Но гость уже поднял ладонь.

– Погоди. – На какой-то миг он примолк, но губы продолжали шевелиться: он должен дошептать то, что намерен сейчас произнести. – Ты думаешь возвращаться к законному мужу, милая, или как? Говори громче – не слышу!

Настенька печально смотрела на Бекаса (тоскливый холодок продолжал копиться в груди), потом, спохватившись, она всплеснула руками.

– Ой, как же вы меня перепугали! – Она долго хохотала. Знала, остановится – и все рухнет. – Ой, кто же так шутит?

Но гость даже не поднял глаз.

– А я не шучу…

Тишина. Где-то на кухне прислуга колола сосновые щепочки. Они звонко трещали и распадались. «А вдруг сейчас явится Николай? Вот возьмет и явится. Может ведь быть такое».

– Думаешь… возвращаться?

Настенька молчала. Прислуга все еще колола щепу, да где-то далеко, в конце улицы, цокала подковами по мостовой лошадь. Лошадь, очевидно, недавно подкована, устала и стучит неровно.

– Я еще ничего не решила.

Бекас медленно повернулся.

– И долго будешь решать?

Настенька подошла к кафельной стене – что-то холодно стало.

– Не знаю.

– А ты знай! Говори, говори – не слышу!

Настенька молчала, приникнув к горячей стене, точно желая найти у нее защиту. А верно. Николай может сейчас явиться, Настеньке казалось, что он обещал приехать именно в этот час. Тепло приятно растекалось по телу, стало лень и смотреть вокруг, и говорить, лучше всего закрыть глаза и молчать, но говорить надо, что-нибудь, но говорить.

Бекас стоял сейчас прямо перед ней, губы все еще что-то шептали.

– Подниму и чертей и ангелов на твою душу. Подниму! – пригрозил он.

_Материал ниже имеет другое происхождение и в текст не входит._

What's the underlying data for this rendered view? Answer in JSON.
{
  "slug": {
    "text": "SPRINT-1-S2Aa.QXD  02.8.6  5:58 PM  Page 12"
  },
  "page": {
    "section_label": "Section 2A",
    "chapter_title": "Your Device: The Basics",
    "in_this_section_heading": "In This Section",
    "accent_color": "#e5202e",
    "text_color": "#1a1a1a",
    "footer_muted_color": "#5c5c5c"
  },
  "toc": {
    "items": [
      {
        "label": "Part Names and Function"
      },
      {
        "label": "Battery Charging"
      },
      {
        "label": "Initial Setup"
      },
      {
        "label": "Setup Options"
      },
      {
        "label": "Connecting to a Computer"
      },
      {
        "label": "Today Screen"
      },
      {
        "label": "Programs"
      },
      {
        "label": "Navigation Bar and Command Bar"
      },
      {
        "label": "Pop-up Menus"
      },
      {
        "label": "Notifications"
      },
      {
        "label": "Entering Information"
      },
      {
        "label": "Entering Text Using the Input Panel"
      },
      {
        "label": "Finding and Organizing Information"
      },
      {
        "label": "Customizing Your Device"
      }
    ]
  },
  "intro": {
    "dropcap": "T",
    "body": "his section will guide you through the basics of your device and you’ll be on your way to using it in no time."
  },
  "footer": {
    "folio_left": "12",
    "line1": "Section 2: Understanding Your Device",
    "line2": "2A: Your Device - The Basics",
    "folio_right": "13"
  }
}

– А что вы мне можете сделать, Андрей Андреевич? – спросила она, открывая глаза. Гость Настеньки воздел грозный кулак, воздел и потряс им.

– Экономии лишу!

Ну вот, опять эта экономия! Давно-давно, еще в год замужества, Жилль переписал на Настеньку экономию в пригородах Христиании. «Пропасть… бельгийских франков!» – говорил муж. Он даже нещедрые норвежские почвы мерил на бельгийские франки, однако на Настеньку это не производило впечатления. Тогда Жилль повез Настеньку в Христианию, и молодой женщине вдруг понравилось быть хозяйкой экономии. Все – и дом, обложенный камнем и расцвеченный деревом, и ковровая мастерская, и галетная фабрика, и даже хлевы были небольшими, но крепко и красиво построенными и, может, потому светлыми. Впрочем, светлыми были и вода в пруду, и березовая рощица на отлете, и луг перед домом, и яблоневый сад, и поле. Она пробыла в экономии две недели и вернулась оттуда необыкновенно гордой. Ей все казалось: родит сына и привезет сюда на лето и зиму. Она так привыкла видеть себя хозяйкой экономии, что непросто было ей освоиться с мыслью, что экономия теперь не ее.

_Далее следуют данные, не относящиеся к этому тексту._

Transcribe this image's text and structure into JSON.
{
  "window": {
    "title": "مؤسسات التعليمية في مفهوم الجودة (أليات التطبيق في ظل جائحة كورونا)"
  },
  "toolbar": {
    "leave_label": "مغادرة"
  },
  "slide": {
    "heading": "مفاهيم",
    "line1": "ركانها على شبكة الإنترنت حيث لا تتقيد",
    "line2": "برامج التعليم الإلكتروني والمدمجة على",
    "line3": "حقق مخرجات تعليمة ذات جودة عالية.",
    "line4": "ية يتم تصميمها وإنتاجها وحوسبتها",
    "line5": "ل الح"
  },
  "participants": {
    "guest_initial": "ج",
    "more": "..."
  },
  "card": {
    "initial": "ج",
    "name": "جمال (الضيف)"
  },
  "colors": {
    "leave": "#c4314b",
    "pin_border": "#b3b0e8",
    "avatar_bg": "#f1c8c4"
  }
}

– Вы не сделаете этого, и… Шарль не сделает.

– Сделает! Да в экономии ли только дело! Ты даже не представляешь, что я могу сделать! Думай, думай – надумала?

Хоть бы он провалился в тартарары, этот достопочтенный Бекас вместе со своими каплицами, чтобы не видеть его и не слышать. Пусть явится Николай, даже хорошо, если явится.

– Нет, не надумала.

– Думай! Приеду еще. Думай!

Бекас направился к выходу.

Настенька помедлила: проводить до крыльца или проститься здесь?

– Мария, посветите Андрею Андреевичу.

Вышла Мария, будто спросонья, еще более красная и хмурая, чем обычно, зажгла свет в коридоре, сняла с вешалки шубу. Напитанная непросыхающей петроградской влагой, шуба и дюжей Марин показалась свинцовой, один воротник в добрых полпуда. Бекас, вздыхая и покряхтывая, нехотя полез в шубу, а когда надел, так же нехотя влез в кожаные калоши и пристукнул ногами, точно помогая и шубе, и калошам покрепче приладиться и осесть.